Nora and Marcella had fallen back out of view behind a curve in the road, so she reasoned she couldn’t have been too heavy if Gaétane was still able to stay so far in the lead. To her right was a patchwork of green fields in orderly squares bordered by small woodlots. A forest curved over the nearest hill like a head of curly hair. A propsperous farm was built on on the edge of the escarpment they had ascended, its tall stone buildings set far back from the road, terraced orchards and ancient retaining walls buttressing the upper ledge.
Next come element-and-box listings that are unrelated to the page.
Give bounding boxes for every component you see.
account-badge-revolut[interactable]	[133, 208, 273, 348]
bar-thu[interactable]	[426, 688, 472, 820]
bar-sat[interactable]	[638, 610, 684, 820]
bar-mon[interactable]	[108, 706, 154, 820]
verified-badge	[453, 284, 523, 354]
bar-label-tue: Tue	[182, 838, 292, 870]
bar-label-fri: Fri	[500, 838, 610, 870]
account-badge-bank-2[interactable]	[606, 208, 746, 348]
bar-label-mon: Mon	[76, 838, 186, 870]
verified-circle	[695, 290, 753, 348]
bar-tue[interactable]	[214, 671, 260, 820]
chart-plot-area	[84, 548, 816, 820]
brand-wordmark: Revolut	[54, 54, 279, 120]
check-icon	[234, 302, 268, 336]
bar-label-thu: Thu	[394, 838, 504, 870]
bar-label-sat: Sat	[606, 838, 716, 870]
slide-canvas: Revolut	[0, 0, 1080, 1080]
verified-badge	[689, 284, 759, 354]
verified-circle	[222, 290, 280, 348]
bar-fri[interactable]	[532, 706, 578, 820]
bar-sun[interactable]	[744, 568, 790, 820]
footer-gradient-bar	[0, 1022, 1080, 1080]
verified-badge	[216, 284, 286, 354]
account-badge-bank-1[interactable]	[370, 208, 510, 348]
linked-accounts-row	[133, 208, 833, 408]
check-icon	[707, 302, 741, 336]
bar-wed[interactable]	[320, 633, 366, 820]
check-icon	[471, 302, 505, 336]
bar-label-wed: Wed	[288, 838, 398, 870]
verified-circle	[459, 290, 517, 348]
As the road curved closer to the farm, they passed its wrought iron gates. Far down the drive, Rosalyn thought she could see a fountain bubbling in front of the main house and a person with a stick playing with a dog. Even from this far away, she could tell he was at least six feet tall, but the energy and playfulness with which he moved was that of a child, not an adult.
At the crest of the hill, Gaétane turned around so Rosalyn was facing the direction they were headed and told her to have a look because the town was now in sight. There it was, stretching out below, its bridges criss-crossing what appeared to be a wide river at regular intervals. The red and brown roofs of the houses contrasted sharply with a cream-coloured stone structure separated from the town by a stretch of woods. “What’s that white building?” she asked as Gaétane walked on.
“That’s the castle.”
“Where the king and queen live?”
“When they’re in town. They have a few other residences, too.”
“Are they there now?”
“Of course. Tomorrow is the Renewal of the Search.”
“Will you be going?”
Gaétane laughed bitterly. “Not I. We’ve been cut off from our former friends and relations.”
“But why? You didn’t have anything to do with it, did you?”
“There was a mad rumour that my brother was somehow involved, yes.”
“But he wasn’t?”
“I can’t believe he would be capable of such cruelty. If anyone could have pulled off such a stunt, it would be our cousin, Edward, Marquis of Scalamandre. He’d get away with it and shift the blame onto someone else, just as he always did.”
“Marcella told me about him.”
“We don’t always agree, old Marcella and I, but on that point we do: once a scoundrel, always a scoundrel.”
“So you think he’s behind it?”
“I wouldn’t put it past him, that’s all.”
“Doesn’t anyone else suspect him? I mean, hasn’t anyone else noticed he’s cruel?”
“You would think. But when you can charm people with a gentleman’s manners and fine words and host such lavish parties that everyone wants to be your friend, there are few who would believe any wrong of you. And when you’ve got others to do your dirty work for you… Besides, he has wormed his way into the king and queen’s good graces, passing off any misdemeanours as the follies of youth, and portraying himself as a respectable gentleman.”